No one is arguing that gun owners shouldn’t know the basics of safety. The issue is making that knowledge a legal trap for people who didn’t choose to live in California. Military families, job transfers, health needs — people move for real reasons, not because they want to jump through a bureaucratic hoop. Opponents call the requirement “an insurmountable barrier to exercising a constitutional right,” and that’s the point: this turns an amendment into an administrative hurdle. Add mandatory registration and you have a system that looks less like public safety and more like control.

Safety is sensible, coercion is not

Let’s be blunt: teaching gun safety is smart. Making it a condition of keeping a gun in your home after a move is heavy handed. Requiring travel, time off work, training fees and live‑fire sessions treats lawful owners like suspects. If the goal is fewer accidents and smarter owners, the state can fund free or low‑cost training, partner with ranges and recognize military or out‑of‑state training. But turning safety into a gatekeeping tool invites abuse and alienates people who would otherwise follow the law.

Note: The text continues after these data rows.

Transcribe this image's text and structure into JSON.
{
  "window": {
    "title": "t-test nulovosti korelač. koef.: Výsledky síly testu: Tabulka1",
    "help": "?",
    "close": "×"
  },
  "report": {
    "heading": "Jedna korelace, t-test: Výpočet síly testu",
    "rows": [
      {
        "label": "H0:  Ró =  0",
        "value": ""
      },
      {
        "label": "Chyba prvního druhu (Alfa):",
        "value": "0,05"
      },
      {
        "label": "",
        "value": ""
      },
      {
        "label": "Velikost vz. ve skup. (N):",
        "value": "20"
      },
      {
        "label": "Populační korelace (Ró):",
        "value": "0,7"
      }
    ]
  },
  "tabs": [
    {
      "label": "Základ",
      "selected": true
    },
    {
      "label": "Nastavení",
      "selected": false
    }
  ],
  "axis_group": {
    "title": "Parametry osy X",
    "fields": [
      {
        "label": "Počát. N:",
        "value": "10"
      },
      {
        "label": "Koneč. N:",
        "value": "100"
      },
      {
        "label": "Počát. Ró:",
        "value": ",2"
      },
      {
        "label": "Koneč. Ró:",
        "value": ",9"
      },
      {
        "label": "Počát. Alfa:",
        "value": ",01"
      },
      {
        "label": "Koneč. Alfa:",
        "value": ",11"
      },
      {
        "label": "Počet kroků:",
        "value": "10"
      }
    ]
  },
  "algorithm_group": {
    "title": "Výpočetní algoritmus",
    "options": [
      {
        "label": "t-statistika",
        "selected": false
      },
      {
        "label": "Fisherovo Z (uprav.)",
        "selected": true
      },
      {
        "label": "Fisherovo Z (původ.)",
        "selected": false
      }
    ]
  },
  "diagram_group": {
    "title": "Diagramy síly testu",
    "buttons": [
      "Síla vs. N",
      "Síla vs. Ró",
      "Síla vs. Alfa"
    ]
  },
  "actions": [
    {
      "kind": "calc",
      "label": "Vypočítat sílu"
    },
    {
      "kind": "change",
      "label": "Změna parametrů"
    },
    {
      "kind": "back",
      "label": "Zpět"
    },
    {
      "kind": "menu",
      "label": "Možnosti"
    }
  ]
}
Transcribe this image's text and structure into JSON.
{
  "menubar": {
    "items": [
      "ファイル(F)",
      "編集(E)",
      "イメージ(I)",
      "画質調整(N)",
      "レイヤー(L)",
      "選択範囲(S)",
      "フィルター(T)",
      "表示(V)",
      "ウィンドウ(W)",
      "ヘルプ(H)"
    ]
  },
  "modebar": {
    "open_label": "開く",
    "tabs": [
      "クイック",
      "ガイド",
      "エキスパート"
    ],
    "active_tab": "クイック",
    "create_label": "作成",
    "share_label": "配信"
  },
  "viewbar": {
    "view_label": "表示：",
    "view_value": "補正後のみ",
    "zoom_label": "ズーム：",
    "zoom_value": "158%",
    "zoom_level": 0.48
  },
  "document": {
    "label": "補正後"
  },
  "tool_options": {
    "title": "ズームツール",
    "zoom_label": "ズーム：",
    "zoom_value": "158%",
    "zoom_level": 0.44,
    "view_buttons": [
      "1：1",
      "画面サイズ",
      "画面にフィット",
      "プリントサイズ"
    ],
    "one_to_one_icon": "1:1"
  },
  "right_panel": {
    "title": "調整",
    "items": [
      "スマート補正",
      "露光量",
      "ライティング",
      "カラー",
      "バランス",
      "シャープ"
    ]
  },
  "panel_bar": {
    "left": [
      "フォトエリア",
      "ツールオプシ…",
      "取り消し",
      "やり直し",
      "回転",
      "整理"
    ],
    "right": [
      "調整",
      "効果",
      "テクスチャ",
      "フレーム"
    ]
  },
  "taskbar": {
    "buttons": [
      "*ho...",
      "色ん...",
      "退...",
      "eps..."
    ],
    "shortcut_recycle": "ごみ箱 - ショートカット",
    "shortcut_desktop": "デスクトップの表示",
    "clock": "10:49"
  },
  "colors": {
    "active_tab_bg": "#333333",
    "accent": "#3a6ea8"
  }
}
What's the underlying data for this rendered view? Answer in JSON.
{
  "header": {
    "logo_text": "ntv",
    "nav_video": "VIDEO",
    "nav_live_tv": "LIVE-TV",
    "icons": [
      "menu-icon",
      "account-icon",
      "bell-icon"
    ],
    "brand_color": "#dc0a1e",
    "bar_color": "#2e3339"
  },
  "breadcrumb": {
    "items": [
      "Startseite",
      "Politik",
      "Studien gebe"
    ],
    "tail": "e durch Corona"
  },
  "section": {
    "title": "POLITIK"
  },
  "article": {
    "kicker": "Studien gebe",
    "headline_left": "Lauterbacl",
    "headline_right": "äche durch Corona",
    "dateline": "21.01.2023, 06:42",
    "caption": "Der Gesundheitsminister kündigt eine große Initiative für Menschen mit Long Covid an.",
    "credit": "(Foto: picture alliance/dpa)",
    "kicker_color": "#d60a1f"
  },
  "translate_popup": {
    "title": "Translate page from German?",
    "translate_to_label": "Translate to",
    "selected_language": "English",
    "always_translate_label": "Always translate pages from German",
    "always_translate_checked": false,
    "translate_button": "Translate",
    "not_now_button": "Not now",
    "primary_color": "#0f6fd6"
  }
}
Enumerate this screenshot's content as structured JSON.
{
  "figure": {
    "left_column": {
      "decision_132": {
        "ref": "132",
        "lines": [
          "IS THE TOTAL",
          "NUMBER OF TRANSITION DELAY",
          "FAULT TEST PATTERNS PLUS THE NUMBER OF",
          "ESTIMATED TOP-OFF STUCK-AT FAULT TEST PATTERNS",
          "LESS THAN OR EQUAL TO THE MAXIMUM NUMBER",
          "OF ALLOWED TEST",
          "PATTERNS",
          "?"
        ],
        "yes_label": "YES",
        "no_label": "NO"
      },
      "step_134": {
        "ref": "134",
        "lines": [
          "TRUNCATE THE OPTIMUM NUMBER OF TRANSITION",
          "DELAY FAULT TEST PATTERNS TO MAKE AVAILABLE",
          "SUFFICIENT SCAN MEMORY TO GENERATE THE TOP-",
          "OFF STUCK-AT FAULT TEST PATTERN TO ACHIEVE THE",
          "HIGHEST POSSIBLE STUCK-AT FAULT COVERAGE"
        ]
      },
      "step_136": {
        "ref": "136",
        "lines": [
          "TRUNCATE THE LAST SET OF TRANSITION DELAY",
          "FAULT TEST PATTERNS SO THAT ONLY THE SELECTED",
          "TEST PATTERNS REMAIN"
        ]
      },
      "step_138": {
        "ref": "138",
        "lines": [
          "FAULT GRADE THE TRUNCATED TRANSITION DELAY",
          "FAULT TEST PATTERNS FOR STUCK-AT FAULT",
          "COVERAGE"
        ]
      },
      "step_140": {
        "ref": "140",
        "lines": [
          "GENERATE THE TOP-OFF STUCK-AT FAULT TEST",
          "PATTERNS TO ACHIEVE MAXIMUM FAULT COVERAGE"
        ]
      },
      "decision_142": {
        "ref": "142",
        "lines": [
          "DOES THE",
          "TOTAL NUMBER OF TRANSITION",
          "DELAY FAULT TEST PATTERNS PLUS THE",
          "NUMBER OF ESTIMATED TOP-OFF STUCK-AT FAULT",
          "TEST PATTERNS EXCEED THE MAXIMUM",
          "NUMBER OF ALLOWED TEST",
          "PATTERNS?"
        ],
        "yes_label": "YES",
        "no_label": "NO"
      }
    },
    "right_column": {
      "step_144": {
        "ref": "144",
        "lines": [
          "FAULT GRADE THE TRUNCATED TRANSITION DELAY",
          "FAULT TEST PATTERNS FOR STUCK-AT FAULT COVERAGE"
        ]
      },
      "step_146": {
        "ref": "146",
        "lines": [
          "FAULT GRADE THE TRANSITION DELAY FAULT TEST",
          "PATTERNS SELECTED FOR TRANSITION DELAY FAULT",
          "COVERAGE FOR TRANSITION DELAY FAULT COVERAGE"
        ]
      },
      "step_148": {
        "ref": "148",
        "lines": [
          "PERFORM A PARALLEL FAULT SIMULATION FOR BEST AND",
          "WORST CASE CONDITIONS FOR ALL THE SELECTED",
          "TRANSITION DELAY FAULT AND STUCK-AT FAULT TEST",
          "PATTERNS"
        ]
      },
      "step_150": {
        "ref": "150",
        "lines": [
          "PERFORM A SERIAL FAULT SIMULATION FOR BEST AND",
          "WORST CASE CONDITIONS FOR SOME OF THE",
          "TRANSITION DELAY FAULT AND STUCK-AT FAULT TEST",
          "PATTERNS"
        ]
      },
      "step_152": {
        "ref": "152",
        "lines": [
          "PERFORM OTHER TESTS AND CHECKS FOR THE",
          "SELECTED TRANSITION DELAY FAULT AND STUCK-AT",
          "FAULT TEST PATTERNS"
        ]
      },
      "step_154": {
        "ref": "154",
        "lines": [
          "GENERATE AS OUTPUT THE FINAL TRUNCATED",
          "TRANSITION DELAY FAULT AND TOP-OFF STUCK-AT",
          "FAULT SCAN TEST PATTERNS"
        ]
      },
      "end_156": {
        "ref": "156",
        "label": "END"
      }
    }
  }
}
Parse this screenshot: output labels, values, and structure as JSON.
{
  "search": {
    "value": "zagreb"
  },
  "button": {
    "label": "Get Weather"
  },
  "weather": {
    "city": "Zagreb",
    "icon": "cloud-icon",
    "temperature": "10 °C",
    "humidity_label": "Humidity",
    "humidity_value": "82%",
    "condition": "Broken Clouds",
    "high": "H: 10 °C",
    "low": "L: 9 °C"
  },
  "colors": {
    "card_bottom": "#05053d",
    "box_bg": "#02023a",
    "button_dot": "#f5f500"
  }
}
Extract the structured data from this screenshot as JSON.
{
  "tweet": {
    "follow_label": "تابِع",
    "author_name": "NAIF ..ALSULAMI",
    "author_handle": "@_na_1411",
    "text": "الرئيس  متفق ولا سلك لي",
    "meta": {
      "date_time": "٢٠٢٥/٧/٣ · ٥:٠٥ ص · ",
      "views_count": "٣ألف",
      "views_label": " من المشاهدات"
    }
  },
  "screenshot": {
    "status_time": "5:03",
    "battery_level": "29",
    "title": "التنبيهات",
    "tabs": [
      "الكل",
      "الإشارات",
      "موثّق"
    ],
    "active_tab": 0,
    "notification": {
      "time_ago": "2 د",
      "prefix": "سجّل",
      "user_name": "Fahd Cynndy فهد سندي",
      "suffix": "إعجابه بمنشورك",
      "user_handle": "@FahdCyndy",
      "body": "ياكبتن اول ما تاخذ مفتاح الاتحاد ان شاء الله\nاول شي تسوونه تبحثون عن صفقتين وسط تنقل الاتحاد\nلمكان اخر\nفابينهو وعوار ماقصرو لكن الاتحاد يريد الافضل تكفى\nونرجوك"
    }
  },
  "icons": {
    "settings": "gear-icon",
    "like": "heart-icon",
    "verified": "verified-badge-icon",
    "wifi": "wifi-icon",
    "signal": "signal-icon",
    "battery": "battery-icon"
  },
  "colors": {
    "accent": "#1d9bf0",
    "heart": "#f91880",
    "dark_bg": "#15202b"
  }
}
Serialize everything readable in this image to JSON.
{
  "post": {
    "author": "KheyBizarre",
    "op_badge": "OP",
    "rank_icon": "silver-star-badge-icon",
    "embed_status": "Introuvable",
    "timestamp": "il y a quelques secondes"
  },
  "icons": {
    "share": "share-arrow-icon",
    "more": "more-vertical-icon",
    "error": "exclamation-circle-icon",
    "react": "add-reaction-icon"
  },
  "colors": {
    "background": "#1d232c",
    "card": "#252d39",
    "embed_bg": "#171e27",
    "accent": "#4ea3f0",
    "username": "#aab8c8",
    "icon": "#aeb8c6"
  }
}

What lawmakers should do instead

Lawmakers who care about safety and freedom should drop the mandatory training and registration for transplants and focus on real threats: criminals who ignore laws, mental health supports, and making voluntary safety programs widely available. They should also protect active‑duty service members and their families from needless red tape. California can have sensible safety programs without turning the Second Amendment into a paper exercise. If the state wants safer gun owners, make training easy and free — don’t punish people for moving into California.